SAYFA YAZISI M.S.Aslankara; EDEBİYATIN KUŞAKLARI, KUŞAKLARIN EDEBİYATI

EDEBİYATIN KUŞAKLARI,
KUŞAKLARIN EDEBİYATI…

M.Sadık Aslankara
(02.7.2020 YAZISIDIR.)

Yazarların bile körlemesine yazabildiğine tanık oluyorum kimileyin. “1983’lü yıllarda”, “2007’lerde” diye yazabiliyorlar örneğin. Böylesi söyleyişlerle karşılaşmak beni şaşırtmakla kalmıyor irkiltiyor da.

“1980’li, 90’lı yıllar” diye yazmak bile doğru değilken, sanki doğru biçimde “1980’ler, 90’lar” diyormuşçasına kendisinden emin, “1983’lü yıllarda”, “2007’lerde” diyebilmek bir aymazlık değil yalnız, yazınsal duyarlıktan nasibini alamamış olmak da aynı zamanda.

“Yazınsal duyarlık” üzerinde durmayı ileriki yazılarımın birine bırakayım hadi, ama şu zamansal konumlandırma üzerinde durmak istiyorum biraz.
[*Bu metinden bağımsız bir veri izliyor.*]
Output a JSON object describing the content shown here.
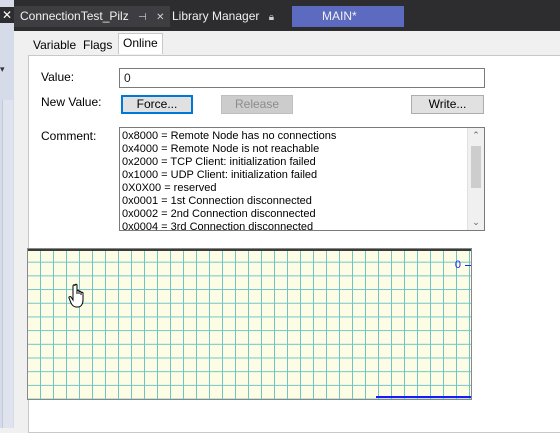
{
  "document_tabs": [
    {
      "label": "ConnectionTest_Pilz",
      "pin_icon": "pin-icon",
      "close_icon": "close-icon"
    },
    {
      "label": "Library Manager",
      "lock_icon": "lock-icon"
    },
    {
      "label": "MAIN*"
    }
  ],
  "left_close": "✕",
  "inner_tabs": [
    "Variable",
    "Flags",
    "Online"
  ],
  "form": {
    "value_label": "Value:",
    "value": "0",
    "new_value_label": "New Value:",
    "force_button": "Force...",
    "release_button": "Release",
    "write_button": "Write...",
    "comment_label": "Comment:"
  },
  "comment_lines": [
    "0x8000 = Remote Node has no connections",
    "0x4000 = Remote Node is not reachable",
    "0x2000 = TCP Client: initialization failed",
    "0x1000 = UDP Client: initialization failed",
    "0X0X00 = reserved",
    "0x0001 = 1st Connection disconnected",
    "0x0002 = 2nd Connection disconnected",
    "0x0004 = 3rd Connection disconnected"
  ],
  "chart": {
    "zero_label": "0",
    "colors": {
      "grid": "#6fc5c5",
      "background": "#fdfde6",
      "trace": "#1a1aff"
    }
  }
}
Ne ki konuyu, “yazınsal kuşak” bağlamında deşerek geliştirmeyi istiyorum daha çok.

Atatürk’ü yitirişimiz ardından İsmet İnönü’yle 1940’ta başlayıp hemen her on yılda bir, ilginçtir farklı kesilmeler eşliğinde yaşanan toplumsal-siyasal oluşumlara gönderme bağlamında neredeyse bütün kesimler tarafından kabul gördüğü kestirilebilecek yaklaşımın altını çizmekte yarar var işin başında ilkin.

Gelin kabaca sıralayalım…

1940; İnönü baskı dönemi,

1950; Menderes baskı dönemi,

1960; ilk askeri darbe, yanı sıra en özgürlükçü anayasa ve 1968’lilik dönemi,

1970; 12 Mart askeri muhtıra ve bireysel-toplumsal çatışmalar dönemi,

1980; 12 Eylül faşizm dönemi,

1990; Özal ve muhafazakâr liberaller dönemi,

2000; Erdoğan ve ceberut devlet dönemi…

Sonrası “z” kuşağı zaten…

Bu kaba bölümlemenin görece toplum tarafından benimsendiğini ele veren pek çok ipucuyla karşılaşılıyor. Hemen herkes toplumsal yaşamı, hem de yuvarlak yıllara gelecek biçimde onar yıllık dilimler halinde algılayıp yorumlamaya yatkın tutum sergiliyor sanki.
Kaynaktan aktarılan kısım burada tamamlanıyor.